Autoimmune Cytopenias

At the 63rd annual meeting of the American Society of Hematology (ASH), a multicenter team of investigators used a metagenomic sequencing technique (abstract 18) developed through machine learning to evaluate in immune thrombocytopenia (ITP) the relationship between gut microbiota and relapse within 3 months of therapy with corticosteroids, as well as the likelihood of benefit from thrombopoietin receptor agonists (TPO-RAs) in subsequent therapy. As the authors note, the gut microbiome has emerged as a useful tool for assessment and prediction of immunomodulatory therapy in autoimmune diseases. Using deep shotgun metagenomic sequencing, they analyzed 75 fecal samples (60 before and 15 after corticosteroid therapy) from 60 patients with newly diagnosed ITP and 41 samples from with persistent/chronic ITP before and after treatment with TPO-RAs, including eltrombopag and avatrombopag.

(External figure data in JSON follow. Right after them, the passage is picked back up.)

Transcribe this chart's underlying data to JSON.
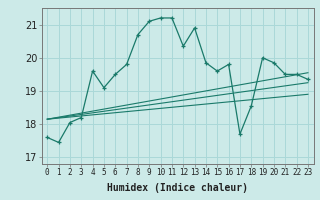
{
  "xlabel": "Humidex (Indice chaleur)",
  "ylabel": "",
  "background_color": "#cceae8",
  "grid_color": "#aad8d8",
  "line_color": "#1a7a6a",
  "xlim": [
    -0.5,
    23.5
  ],
  "ylim": [
    16.8,
    21.5
  ],
  "yticks": [
    17,
    18,
    19,
    20,
    21
  ],
  "xtick_labels": [
    "0",
    "1",
    "2",
    "3",
    "4",
    "5",
    "6",
    "7",
    "8",
    "9",
    "10",
    "11",
    "12",
    "13",
    "14",
    "15",
    "16",
    "17",
    "18",
    "19",
    "20",
    "21",
    "22",
    "23"
  ],
  "main_series": [
    [
      0,
      17.6
    ],
    [
      1,
      17.45
    ],
    [
      2,
      18.05
    ],
    [
      3,
      18.2
    ],
    [
      4,
      19.6
    ],
    [
      5,
      19.1
    ],
    [
      6,
      19.5
    ],
    [
      7,
      19.8
    ],
    [
      8,
      20.7
    ],
    [
      9,
      21.1
    ],
    [
      10,
      21.2
    ],
    [
      11,
      21.2
    ],
    [
      12,
      20.35
    ],
    [
      13,
      20.9
    ],
    [
      14,
      19.85
    ],
    [
      15,
      19.6
    ],
    [
      16,
      19.8
    ],
    [
      17,
      17.7
    ],
    [
      18,
      18.55
    ],
    [
      19,
      20.0
    ],
    [
      20,
      19.85
    ],
    [
      21,
      19.5
    ],
    [
      22,
      19.5
    ],
    [
      23,
      19.35
    ]
  ],
  "linear_series_1": [
    [
      0,
      18.15
    ],
    [
      23,
      18.9
    ]
  ],
  "linear_series_2": [
    [
      0,
      18.15
    ],
    [
      23,
      19.25
    ]
  ],
  "linear_series_3": [
    [
      0,
      18.15
    ],
    [
      23,
      19.55
    ]
  ]
}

They found that while microbiome diversity and composition following corticosteroid therapy changed significantly from baseline, the gut microbiota of ITP patients in remission was similar to that of the [control], "which implies that a shift in the gut microbiome could represent a return to homeostasis," they concluded. Compared with nonresponders to treatment with TPO-RAs, responders had increased baseline levels of Ruminococcaceae, Clostridiaceae, and Bacteroides, they reported, adding that their prediction model based on the gut microbiome for response to TPO-RA "was robust across the cohorts and showed 89.5% and 79.2% prediction accuracy for persistent/chronic ITP patients in the training and validation sets, respectively."